Domus Aeliana - Atrium

  • Tzäss. Da hatte man auch schon den Beweis, dass es wohl doch besser gewesen wäre, wenn Katander sich Caius über die Schulter geworfen und ihn ihns Bett gesteckt hätte. Dem Sklaven fiel der Fauxpas auf, bevor Quarto die Stirn runzeln konnte. Innerlich verdrehte er die Augen, äußerlich kniff er sie kurz zusammen und seufzte dann leise.


    Bei Caius hingegen dauerte es länger, bis der Sesterz fiel. Zuerst dachte er, Quarto wollte sich einen Scherz erlauben, dann warf er seine Denkmaschine an uns spulte zurück. Seltsam, er konnte sich nur an ein IUS erinnern. Sonst war da nichts. Aber jetzt kleinlaut zuzugeben, dass er den Namen seines kleinen Großcousinneffen vierundsechzigsten Grades (oder was auch immer Quartos Sohn für ihn war) vergessen hatte? Nein, das kam überhaupt nicht in die Tüte!


    »Ähm. Jah. Ich meinte eigentlich deinen Sohn«, gab er dann doch kleinlaut zu, weil ihm einfach nicht einfallen wollte, dass du Erstsilbe GA lautete und der Kleine somit Gaius hieß. Nicht Lucius. Quarto hatte das sicher absichtlich schwer gemacht und den Jungen nicht nach sich selbst benannt, jawohl!
    »Entschuldige bitte, ich bin noch etwas durcheinander...«

  • Quartos Sohn hörte nicht nicht auf den Namen seines Vaters, weil er auf den seines Onkels hörte, des Kaisers.


    “Achsooo, Gaius, meinen Sohn meinst du.“, rief Quarto erleichtert aus. Gaius hieß er, wie gesagt, nach dem kaiserlichen Onkel.


    “Dem geht es gut. Er macht sich prächtig. Ein gesunder und aufgeweckter Junge ist aus ihm geworden. Leider ist er nicht hier. Er ist mit Adria in Misenum, auf unserem Landgut.“

  • Gaius hieß er! Hah! Caius schämte sich ja schon etwas. Klang fast wie sein eigener Name und trotzdem hatte er sich das nicht merken können!
    »Das freut mich zu hören. Also, dass es ihnen gut geht, nicht dass sie so weit weg sind«, errettete er sich selbst aus einem potentiellen Fettnapf. Wann wohl die Brühe kam? Ob der Ägypter erst noch das Huhn köpfen musste?

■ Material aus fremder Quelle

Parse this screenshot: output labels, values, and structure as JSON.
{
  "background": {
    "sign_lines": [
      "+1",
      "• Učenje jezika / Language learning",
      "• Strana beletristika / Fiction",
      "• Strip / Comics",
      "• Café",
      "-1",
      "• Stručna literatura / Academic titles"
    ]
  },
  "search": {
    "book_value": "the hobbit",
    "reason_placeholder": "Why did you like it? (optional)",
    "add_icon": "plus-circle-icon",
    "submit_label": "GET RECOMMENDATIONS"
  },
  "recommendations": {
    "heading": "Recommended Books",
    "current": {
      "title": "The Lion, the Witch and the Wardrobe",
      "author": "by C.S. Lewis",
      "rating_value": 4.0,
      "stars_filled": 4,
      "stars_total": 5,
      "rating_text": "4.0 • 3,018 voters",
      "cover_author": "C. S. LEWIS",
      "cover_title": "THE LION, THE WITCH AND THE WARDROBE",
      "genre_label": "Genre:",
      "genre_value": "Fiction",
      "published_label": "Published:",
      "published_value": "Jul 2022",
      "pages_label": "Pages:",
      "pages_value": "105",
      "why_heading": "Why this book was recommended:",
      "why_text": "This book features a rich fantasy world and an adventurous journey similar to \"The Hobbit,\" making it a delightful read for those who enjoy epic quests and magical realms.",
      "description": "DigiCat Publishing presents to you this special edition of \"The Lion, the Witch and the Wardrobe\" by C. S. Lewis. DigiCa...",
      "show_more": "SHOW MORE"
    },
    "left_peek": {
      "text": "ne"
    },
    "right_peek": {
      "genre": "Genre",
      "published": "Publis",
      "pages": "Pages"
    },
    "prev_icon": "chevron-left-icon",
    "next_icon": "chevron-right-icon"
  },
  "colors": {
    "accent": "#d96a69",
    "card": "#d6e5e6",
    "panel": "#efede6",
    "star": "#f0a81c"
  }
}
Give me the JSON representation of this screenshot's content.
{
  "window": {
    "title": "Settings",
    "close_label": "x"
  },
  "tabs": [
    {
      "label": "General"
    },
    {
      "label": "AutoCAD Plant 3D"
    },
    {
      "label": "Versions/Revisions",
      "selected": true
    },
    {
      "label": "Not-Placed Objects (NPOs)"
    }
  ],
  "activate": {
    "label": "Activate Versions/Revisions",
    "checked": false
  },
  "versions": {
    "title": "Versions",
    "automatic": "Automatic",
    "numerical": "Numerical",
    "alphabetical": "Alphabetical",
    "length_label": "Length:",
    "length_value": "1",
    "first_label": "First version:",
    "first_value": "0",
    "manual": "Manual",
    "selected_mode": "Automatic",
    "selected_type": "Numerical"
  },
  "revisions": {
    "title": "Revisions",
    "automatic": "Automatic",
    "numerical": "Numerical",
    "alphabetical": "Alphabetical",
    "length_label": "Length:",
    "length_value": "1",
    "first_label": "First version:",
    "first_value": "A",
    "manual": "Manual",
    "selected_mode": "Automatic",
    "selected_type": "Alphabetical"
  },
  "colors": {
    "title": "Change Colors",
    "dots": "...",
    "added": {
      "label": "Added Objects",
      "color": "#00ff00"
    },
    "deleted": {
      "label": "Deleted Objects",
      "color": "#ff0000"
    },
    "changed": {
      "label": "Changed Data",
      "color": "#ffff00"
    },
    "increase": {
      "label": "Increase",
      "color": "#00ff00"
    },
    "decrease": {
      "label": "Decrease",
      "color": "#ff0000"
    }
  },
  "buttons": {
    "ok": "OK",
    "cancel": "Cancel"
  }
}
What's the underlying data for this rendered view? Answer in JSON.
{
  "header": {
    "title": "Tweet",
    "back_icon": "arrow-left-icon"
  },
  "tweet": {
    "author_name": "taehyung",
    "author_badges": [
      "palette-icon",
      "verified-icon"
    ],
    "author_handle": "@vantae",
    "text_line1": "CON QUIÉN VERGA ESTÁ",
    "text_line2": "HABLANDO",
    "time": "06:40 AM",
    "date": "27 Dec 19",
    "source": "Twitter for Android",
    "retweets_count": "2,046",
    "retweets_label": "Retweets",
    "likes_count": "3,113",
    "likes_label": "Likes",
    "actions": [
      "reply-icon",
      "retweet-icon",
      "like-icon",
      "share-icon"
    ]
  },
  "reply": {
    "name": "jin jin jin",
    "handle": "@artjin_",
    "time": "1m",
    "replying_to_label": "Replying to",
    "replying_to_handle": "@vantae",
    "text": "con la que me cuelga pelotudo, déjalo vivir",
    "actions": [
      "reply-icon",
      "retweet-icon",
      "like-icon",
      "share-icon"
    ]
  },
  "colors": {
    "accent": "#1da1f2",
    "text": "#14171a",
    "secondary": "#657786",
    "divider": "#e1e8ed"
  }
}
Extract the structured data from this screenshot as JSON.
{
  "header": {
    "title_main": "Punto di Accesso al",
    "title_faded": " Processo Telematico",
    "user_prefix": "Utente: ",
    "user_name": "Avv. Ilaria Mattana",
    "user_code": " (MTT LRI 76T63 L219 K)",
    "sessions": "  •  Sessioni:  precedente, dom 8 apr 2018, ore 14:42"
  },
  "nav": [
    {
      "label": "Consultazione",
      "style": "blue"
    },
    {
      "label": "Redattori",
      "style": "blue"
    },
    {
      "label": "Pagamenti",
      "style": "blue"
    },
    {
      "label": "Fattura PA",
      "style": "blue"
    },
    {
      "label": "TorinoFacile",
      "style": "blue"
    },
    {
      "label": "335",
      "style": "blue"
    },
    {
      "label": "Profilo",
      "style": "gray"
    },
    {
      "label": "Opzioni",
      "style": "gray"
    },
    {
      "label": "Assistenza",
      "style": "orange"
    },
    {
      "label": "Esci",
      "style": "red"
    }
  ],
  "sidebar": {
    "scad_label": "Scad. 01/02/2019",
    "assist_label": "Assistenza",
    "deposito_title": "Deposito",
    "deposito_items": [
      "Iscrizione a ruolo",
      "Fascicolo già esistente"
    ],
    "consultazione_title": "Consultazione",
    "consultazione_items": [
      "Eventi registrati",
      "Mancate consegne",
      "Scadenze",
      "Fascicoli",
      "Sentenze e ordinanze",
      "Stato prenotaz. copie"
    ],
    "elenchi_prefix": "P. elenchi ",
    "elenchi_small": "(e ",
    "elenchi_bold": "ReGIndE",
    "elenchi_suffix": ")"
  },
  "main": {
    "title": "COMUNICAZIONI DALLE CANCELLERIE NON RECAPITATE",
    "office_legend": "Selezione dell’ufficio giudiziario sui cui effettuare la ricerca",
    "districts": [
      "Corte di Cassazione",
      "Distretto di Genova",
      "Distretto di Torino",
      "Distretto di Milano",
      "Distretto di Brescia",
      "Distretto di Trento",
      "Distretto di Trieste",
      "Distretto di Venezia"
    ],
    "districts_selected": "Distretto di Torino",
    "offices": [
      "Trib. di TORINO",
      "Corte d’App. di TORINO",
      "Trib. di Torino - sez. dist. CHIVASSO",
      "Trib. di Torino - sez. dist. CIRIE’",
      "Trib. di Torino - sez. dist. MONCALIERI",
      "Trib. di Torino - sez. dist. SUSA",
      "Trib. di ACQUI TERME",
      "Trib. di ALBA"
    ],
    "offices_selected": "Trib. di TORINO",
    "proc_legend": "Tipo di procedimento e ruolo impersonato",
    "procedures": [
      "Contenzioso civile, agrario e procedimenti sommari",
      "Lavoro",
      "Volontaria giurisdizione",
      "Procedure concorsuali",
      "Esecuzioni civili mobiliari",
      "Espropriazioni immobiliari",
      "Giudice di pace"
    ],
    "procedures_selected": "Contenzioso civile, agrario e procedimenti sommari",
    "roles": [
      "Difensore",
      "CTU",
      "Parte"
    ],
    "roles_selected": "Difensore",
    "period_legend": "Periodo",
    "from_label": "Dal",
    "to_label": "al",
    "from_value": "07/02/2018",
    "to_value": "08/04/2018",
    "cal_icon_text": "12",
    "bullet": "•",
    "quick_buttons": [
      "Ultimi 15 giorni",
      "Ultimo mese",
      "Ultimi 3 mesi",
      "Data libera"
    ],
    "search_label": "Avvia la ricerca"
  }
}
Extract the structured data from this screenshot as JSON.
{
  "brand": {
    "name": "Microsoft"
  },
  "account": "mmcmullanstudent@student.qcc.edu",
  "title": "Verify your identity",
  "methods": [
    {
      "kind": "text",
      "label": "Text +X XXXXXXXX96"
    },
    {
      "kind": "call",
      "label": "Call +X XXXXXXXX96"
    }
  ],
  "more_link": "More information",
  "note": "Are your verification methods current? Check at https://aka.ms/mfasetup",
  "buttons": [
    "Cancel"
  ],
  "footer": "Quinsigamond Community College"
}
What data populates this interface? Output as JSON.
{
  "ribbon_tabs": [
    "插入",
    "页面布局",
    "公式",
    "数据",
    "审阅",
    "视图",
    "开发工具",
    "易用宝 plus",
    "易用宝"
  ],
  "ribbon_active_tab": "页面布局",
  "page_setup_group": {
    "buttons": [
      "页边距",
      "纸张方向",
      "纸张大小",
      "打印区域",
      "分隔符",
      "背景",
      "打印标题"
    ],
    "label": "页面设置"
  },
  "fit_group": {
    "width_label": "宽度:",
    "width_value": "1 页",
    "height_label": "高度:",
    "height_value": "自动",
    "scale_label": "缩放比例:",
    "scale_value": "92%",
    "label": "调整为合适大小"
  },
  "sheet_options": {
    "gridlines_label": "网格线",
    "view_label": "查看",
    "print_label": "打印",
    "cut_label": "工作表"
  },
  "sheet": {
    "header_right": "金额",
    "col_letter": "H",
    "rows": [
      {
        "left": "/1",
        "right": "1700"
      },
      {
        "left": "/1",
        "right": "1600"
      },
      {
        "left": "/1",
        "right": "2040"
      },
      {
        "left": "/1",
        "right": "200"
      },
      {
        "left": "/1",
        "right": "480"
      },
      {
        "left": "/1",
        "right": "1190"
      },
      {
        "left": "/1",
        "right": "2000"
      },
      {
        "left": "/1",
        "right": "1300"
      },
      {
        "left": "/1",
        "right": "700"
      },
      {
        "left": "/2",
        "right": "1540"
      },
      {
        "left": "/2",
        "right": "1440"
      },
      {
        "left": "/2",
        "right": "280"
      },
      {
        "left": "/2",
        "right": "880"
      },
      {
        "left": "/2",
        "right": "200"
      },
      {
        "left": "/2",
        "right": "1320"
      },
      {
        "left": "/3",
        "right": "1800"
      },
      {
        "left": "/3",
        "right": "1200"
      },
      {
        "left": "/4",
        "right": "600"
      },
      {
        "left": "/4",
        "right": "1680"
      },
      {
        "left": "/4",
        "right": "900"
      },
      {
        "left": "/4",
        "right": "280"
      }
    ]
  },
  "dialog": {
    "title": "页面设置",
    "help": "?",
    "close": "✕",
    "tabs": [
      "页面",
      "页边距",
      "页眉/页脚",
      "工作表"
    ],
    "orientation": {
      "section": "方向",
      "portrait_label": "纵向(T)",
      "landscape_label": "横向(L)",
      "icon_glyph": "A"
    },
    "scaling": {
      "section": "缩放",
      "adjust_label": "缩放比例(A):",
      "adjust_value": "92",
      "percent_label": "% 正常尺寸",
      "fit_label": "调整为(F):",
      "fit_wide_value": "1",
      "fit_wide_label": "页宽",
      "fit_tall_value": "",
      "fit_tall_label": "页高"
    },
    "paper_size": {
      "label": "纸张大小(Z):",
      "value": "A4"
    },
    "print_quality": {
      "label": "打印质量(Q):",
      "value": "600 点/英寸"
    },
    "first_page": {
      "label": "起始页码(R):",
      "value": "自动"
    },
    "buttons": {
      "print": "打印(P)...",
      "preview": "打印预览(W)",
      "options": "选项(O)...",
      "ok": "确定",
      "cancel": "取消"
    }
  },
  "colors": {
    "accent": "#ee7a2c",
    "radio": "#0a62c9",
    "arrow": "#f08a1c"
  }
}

    »Aber erzähl doch mal, was geht denn in Rom so vor sich? So weit im Süden bekommt man fast gar nichts mit. Und was ist das mit Flaviern, was du geschrieben hattest?« Die Aussicht darauf, nichts zu sagen und nur zuhören zu können, war sehr verlockend...

  • “Ich hatte kürzlich mit Aulus Flavius Piso zu tun, dem Primiverius a libellis. Wir kamen ins Gespräch und dabei deutete sich die Möglichkeit einer Verständigung mit den Flaviern an. Vielleicht kann die alte Feindschaft zwischen ihnen und uns beigelegt werden. Ich weiß allerdings nicht, wie viel Gewicht sein Wort hat. Es wird aber wohl am Ende vor allem auf die flavischen Senatoren ankommen, auf Lucius Flavius Furianus und Manius Flavius Gracchus.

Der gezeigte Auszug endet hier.